Sometimes I would eagerly ask him to explain how football had changed over the years and what it used to be like so long ago.  He would describe how modern-day footballers of like Kenny Dalglish and Kevin Keegan would have been no good at all in his day. For a start, they just weren't tough enough; they would have been too soft to kick a ball from yesteryear, never mind head one. A real ball made of heavy brown leathersewn together with something resembling a shoelace, was so heavy when it got wet that you needed steel-toed boots to be able to kick it. And God help you if you went up for a header and the wet shoelace had come loose and whipped you across t' for'ead, or, even worse, your cheek or your eye. 
Of course, he knew as well as I that modern footballers didn't use their toes to kick a ball, but he loved telling the story as much as I loved hearing it...

Thursday, 23 January 2014

The tale of the Market Square (or how the Rubik's Cube came to South Africa)
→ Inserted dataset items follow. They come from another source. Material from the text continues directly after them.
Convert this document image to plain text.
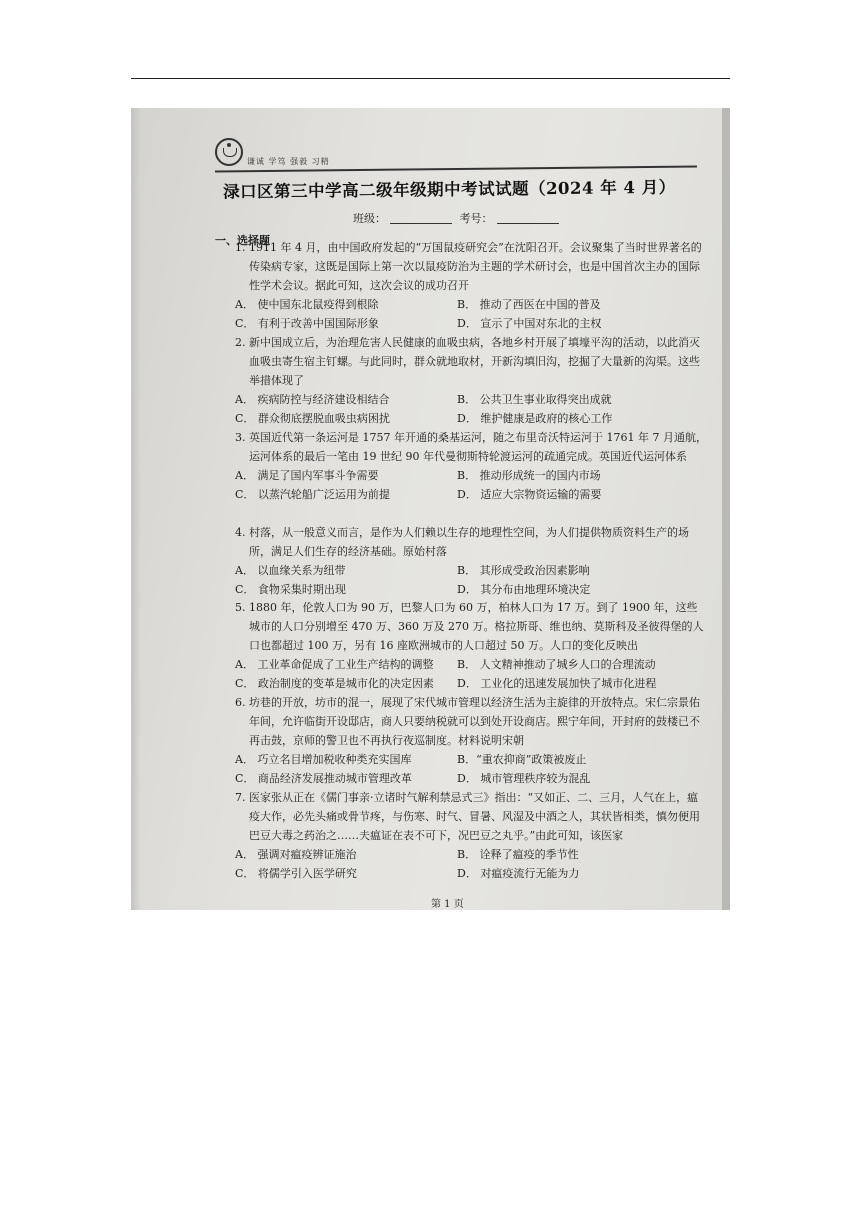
谦诚 学笃 强毅 习精
渌口区第三中学高二级年级期中考试试题（2024 年 4 月）
班级：	考号：
一、选择题
1. 1911 年 4 月，由中国政府发起的“万国鼠疫研究会”在沈阳召开。会议聚集了当时世界著名的传染病专家，这既是国际上第一次以鼠疫防治为主题的学术研讨会，也是中国首次主办的国际性学术会议。据此可知，这次会议的成功召开
A． 使中国东北鼠疫得到根除	B． 推动了西医在中国的普及
C． 有利于改善中国国际形象	D． 宣示了中国对东北的主权
2. 新中国成立后，为治理危害人民健康的血吸虫病，各地乡村开展了填壕平沟的活动，以此消灭血吸虫寄生宿主钉螺。与此同时，群众就地取材，开新沟填旧沟，挖掘了大量新的沟渠。这些举措体现了
A． 疾病防控与经济建设相结合	B． 公共卫生事业取得突出成就
C． 群众彻底摆脱血吸虫病困扰	D． 维护健康是政府的核心工作
3. 英国近代第一条运河是 1757 年开通的桑基运河，随之布里奇沃特运河于 1761 年 7 月通航，运河体系的最后一笔由 19 世纪 90 年代曼彻斯特轮渡运河的疏通完成。英国近代运河体系
A． 满足了国内军事斗争需要	B． 推动形成统一的国内市场
C． 以蒸汽轮船广泛运用为前提	D． 适应大宗物资运输的需要
4. 村落，从一般意义而言，是作为人们赖以生存的地理性空间，为人们提供物质资料生产的场所，满足人们生存的经济基础。原始村落
A． 以血缘关系为纽带	B． 其形成受政治因素影响
C． 食物采集时期出现	D． 其分布由地理环境决定
5. 1880 年，伦敦人口为 90 万，巴黎人口为 60 万，柏林人口为 17 万。到了 1900 年，这些城市的人口分别增至 470 万、360 万及 270 万。格拉斯哥、维也纳、莫斯科及圣彼得堡的人口也都超过 100 万，另有 16 座欧洲城市的人口超过 50 万。人口的变化反映出
A． 工业革命促成了工业生产结构的调整 B． 人文精神推动了城乡人口的合理流动
C． 政治制度的变革是城市化的决定因素 D． 工业化的迅速发展加快了城市化进程
6. 坊巷的开放，坊市的混一，展现了宋代城市管理以经济生活为主旋律的开放特点。宋仁宗景佑年间，允许临街开设邸店，商人只要纳税就可以到处开设商店。熙宁年间，开封府的鼓楼已不再击鼓，京师的警卫也不再执行夜巡制度。材料说明宋朝
A． 巧立名目增加税收种类充实国库	B．“重农抑商”政策被废止
C． 商品经济发展推动城市管理改革	D． 城市管理秩序较为混乱
7. 医家张从正在《儒门事亲·立诸时气解利禁忌式三》指出：“又如正、二、三月，人气在上，瘟疫大作，必先头痛或骨节疼，与伤寒、时气、冒暑、风湿及中酒之人，其状皆相类，慎勿便用巴豆大毒之药治之……夫瘟证在表不可下，况巴豆之丸乎。”由此可知，该医家
A． 强调对瘟疫辨证施治	B． 诠释了瘟疫的季节性
C． 将儒学引入医学研究	D． 对瘟疫流行无能为力
第 1 页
So, it's January the 15th, 1981.  My mother, Freda, has just turned 39 a few weeks ago, and my father, Harold, is 41. I'm twelve, and all three of us have just touched down at Jan Smuts International in Johannesburg in a South African Airways 747. This is surely the largest beast I've ever seen, and it's interior looks even bigger. It's like a Tardis.
The plane has come to a stop but my mother's eyes are still red and swollen from the traumatic goodbyes spluttered to her parents yesterday afternoon, and my old man hasn't been able to shake the half-guilty, half-frightened look that he started wearing about a week ago. 
England is behind us, our little village, Wyke, is behind us. Were we just bored with that life? I'm not really sure.